AMENDED AND RESTATED

CERTIFICATE OF INCORPORATION

OF

POSEIDA THERAPEUTICS, INC.

FIRST. The name of the corporation is Poseida Therapeutics, Inc. (the “Corporation”).

SECOND. The address of the registered office of the Corporation in the State of Delaware is 1209 Orange Street, City of Wilmington, County of New Castle, 19801. The name of the registered agent of the Corporation at such address is The Corporation Trust Company.

THIRD. The purpose of the Corporation is to engage in any lawful act or activity for which corporations may be organized under the General Corporation Law of the State of Delaware (the “DGCL”).

FOURTH. The total number of shares of all classes of capital stock that the Corporation shall have the authority to issue is One Hundred (100) shares of common stock with a par value of $0.01 per share.

FIFTH. In furtherance and not in limitation of the powers conferred by statute, the Board of Directors is expressly authorized to make, alter or repeal the Bylaws of the Corporation, subject to any specific limitation on such power contained in any Bylaws adopted by the stockholders. Elections of directors need not be by written ballot unless the Bylaws of the Corporation so provide.

SIXTH. To the fullest extent permitted by law, a director of the Corporation shall not be personally liable to the Corporation or its stockholders for monetary damages for breach of fiduciary duty as a director.
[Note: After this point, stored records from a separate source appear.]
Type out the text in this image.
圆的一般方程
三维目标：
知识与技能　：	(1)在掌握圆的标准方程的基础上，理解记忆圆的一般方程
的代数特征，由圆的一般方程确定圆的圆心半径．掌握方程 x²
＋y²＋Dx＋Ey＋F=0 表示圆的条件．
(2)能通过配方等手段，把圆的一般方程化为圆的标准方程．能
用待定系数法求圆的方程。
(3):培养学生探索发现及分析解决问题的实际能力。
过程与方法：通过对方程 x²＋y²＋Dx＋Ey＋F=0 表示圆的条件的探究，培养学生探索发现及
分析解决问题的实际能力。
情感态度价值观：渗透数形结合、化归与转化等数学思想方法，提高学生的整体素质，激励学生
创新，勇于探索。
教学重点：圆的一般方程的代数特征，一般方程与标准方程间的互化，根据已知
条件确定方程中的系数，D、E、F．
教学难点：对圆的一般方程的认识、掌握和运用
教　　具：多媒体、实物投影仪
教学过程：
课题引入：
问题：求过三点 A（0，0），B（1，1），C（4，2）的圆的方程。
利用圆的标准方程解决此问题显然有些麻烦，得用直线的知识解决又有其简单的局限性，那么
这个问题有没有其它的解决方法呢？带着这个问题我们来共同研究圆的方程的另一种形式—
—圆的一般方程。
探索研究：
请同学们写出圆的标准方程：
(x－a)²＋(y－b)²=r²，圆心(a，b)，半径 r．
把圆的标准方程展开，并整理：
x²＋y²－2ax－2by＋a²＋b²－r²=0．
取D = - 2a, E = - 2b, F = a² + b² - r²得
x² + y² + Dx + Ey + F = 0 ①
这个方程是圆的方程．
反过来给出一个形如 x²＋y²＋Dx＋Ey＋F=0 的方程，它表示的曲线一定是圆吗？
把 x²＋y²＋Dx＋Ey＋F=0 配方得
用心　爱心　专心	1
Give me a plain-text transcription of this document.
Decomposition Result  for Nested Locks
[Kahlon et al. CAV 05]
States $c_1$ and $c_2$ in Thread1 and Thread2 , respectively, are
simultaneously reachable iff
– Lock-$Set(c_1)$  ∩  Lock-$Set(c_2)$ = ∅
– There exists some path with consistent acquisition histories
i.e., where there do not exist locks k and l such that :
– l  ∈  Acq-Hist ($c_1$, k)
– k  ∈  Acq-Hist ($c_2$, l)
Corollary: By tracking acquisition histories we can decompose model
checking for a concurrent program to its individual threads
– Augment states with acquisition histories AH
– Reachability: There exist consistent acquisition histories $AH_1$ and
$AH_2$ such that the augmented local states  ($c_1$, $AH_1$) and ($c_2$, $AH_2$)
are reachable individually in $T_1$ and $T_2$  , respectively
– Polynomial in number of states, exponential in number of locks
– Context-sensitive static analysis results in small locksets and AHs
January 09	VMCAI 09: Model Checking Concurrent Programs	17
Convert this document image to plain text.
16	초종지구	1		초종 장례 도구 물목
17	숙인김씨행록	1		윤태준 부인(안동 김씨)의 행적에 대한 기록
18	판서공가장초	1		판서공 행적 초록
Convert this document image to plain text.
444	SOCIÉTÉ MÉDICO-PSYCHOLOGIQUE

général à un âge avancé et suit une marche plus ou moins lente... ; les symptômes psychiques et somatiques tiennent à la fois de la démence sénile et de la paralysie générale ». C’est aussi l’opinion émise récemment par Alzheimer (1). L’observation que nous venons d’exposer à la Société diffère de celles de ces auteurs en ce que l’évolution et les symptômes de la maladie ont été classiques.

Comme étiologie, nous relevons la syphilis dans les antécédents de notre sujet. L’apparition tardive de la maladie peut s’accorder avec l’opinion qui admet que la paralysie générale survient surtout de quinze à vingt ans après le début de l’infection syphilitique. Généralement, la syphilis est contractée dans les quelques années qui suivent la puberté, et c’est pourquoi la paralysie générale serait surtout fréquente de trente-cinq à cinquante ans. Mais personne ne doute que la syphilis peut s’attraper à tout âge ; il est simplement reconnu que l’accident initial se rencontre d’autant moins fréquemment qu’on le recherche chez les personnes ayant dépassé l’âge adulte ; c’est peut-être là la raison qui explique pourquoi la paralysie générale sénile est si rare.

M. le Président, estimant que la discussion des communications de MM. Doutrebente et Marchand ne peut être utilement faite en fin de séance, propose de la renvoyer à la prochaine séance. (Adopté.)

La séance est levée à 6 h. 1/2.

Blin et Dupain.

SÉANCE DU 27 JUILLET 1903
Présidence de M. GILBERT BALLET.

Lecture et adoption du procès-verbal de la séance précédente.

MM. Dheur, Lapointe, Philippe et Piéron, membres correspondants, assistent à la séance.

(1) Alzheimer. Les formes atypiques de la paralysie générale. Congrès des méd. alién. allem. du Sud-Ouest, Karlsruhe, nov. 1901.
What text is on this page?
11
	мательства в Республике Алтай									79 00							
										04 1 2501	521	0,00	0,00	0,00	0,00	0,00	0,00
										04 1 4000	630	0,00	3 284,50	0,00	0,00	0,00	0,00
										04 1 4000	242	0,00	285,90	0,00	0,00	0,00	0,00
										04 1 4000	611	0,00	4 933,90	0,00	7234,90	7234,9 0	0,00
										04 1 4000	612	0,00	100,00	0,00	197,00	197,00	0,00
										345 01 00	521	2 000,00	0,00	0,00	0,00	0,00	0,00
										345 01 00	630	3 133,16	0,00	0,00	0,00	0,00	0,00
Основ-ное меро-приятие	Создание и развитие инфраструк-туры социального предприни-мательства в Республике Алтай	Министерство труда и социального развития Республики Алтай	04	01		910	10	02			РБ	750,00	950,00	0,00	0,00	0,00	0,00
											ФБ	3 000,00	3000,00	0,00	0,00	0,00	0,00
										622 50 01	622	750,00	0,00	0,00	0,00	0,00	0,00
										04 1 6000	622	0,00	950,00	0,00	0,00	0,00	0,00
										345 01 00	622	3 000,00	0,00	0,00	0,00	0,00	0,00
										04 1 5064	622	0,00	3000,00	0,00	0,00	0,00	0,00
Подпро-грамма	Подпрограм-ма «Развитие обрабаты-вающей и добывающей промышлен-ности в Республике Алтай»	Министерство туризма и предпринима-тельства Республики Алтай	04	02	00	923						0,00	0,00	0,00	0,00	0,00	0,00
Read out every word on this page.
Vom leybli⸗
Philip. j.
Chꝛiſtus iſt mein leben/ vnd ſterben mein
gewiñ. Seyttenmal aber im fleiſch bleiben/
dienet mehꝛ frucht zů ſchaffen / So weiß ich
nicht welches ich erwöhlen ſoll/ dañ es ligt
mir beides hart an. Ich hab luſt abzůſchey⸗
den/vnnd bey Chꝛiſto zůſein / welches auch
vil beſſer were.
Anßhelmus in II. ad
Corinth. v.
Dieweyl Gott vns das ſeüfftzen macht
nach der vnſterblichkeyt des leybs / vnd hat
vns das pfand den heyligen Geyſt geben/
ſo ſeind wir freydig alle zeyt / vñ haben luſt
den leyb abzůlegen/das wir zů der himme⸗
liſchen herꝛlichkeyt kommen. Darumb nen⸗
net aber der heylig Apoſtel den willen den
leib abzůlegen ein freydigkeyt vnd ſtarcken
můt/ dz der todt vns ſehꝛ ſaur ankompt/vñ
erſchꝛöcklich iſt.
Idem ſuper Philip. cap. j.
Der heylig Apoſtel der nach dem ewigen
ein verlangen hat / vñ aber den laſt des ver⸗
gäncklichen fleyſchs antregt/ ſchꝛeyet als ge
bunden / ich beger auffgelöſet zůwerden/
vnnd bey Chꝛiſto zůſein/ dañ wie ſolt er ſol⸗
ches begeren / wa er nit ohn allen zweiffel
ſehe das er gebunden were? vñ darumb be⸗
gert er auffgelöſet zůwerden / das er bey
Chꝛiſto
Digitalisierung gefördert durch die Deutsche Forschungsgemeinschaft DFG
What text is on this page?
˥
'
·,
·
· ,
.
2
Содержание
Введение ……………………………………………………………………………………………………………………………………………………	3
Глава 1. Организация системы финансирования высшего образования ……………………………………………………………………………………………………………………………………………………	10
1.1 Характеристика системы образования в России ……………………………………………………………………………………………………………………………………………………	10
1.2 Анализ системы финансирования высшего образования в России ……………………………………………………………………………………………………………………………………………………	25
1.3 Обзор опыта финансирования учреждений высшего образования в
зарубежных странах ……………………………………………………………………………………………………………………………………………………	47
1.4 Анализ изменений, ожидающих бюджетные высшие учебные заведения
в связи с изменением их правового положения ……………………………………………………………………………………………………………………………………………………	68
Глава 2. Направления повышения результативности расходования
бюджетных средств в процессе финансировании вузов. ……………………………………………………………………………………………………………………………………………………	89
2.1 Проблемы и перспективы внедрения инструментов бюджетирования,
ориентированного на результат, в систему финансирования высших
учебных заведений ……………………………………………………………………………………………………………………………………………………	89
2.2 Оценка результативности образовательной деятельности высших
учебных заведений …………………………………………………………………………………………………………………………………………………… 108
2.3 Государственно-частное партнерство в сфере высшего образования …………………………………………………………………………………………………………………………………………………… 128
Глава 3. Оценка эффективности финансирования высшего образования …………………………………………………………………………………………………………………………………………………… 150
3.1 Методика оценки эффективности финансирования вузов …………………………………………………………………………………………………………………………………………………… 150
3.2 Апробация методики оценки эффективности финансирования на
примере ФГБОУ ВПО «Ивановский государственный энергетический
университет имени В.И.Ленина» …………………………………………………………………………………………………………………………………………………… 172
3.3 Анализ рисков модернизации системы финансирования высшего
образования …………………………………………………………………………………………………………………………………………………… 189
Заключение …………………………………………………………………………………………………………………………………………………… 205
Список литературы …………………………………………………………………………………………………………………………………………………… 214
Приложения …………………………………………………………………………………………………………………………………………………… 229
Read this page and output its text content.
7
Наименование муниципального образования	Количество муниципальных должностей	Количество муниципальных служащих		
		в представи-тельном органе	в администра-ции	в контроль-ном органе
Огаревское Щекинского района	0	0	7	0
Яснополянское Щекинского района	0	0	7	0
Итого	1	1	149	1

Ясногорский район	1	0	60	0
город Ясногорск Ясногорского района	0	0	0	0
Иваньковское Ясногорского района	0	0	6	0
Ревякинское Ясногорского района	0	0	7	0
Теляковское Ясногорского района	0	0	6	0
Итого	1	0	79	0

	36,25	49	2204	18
If the DGCL or any other law of the State of Delaware is amended after approval by the stockholders of this Article Sixth to authorize corporate action further eliminating or limiting the personal liability of directors, then the liability of a director of the Corporation shall be eliminated or limited to the fullest extent permitted by the DGCL as so amended. Any repeal or modification of the foregoing provisions of this Article Sixth by the stockholders of the Corporation shall not adversely affect any right or protection of a director of the Corporation existing at the time of, or increase the liability of any director of the Corporation with respect to any acts or omissions of such director occurring prior to, such repeal or modification.

SEVENTH.

A. The liability of a director of the Corporation for monetary damages shall be eliminated to the fullest extent under applicable law.

B. To the fullest extent permitted by applicable law, the Corporation is authorized to provide indemnification of (and advancement of expenses to) directors, officers and agents of the Corporation (and any other persons to which applicable law permits the Corporation to provide indemnification) through Bylaw provisions, agreements with such agents or other persons, vote of stockholders or disinterested directors or otherwise in excess of the


indemnification and advancement otherwise permitted by such applicable law. If applicable law is amended after approval by the stockholders of this Article Seventh to authorize corporate action further eliminating or limiting the personal liability of directors, then the liability of a director to the Corporation shall be eliminated or limited to the fullest extent permitted by applicable law as so amended.

C. Any repeal or modification of this Article Seventh shall only be prospective and shall not affect the rights or protections or increase the liability of any director under this Article Seventh in effect at the time of the alleged occurrence of any act or omission to act giving rise to liability or indemnification.

EIGHTH. The Corporation reserves the right to amend, alter, change or repeal any provision contained in this Certificate of Incorporation, in the manner now or hereafter prescribed by statute, and all rights conferred upon the stockholders herein are granted subject to this reservation.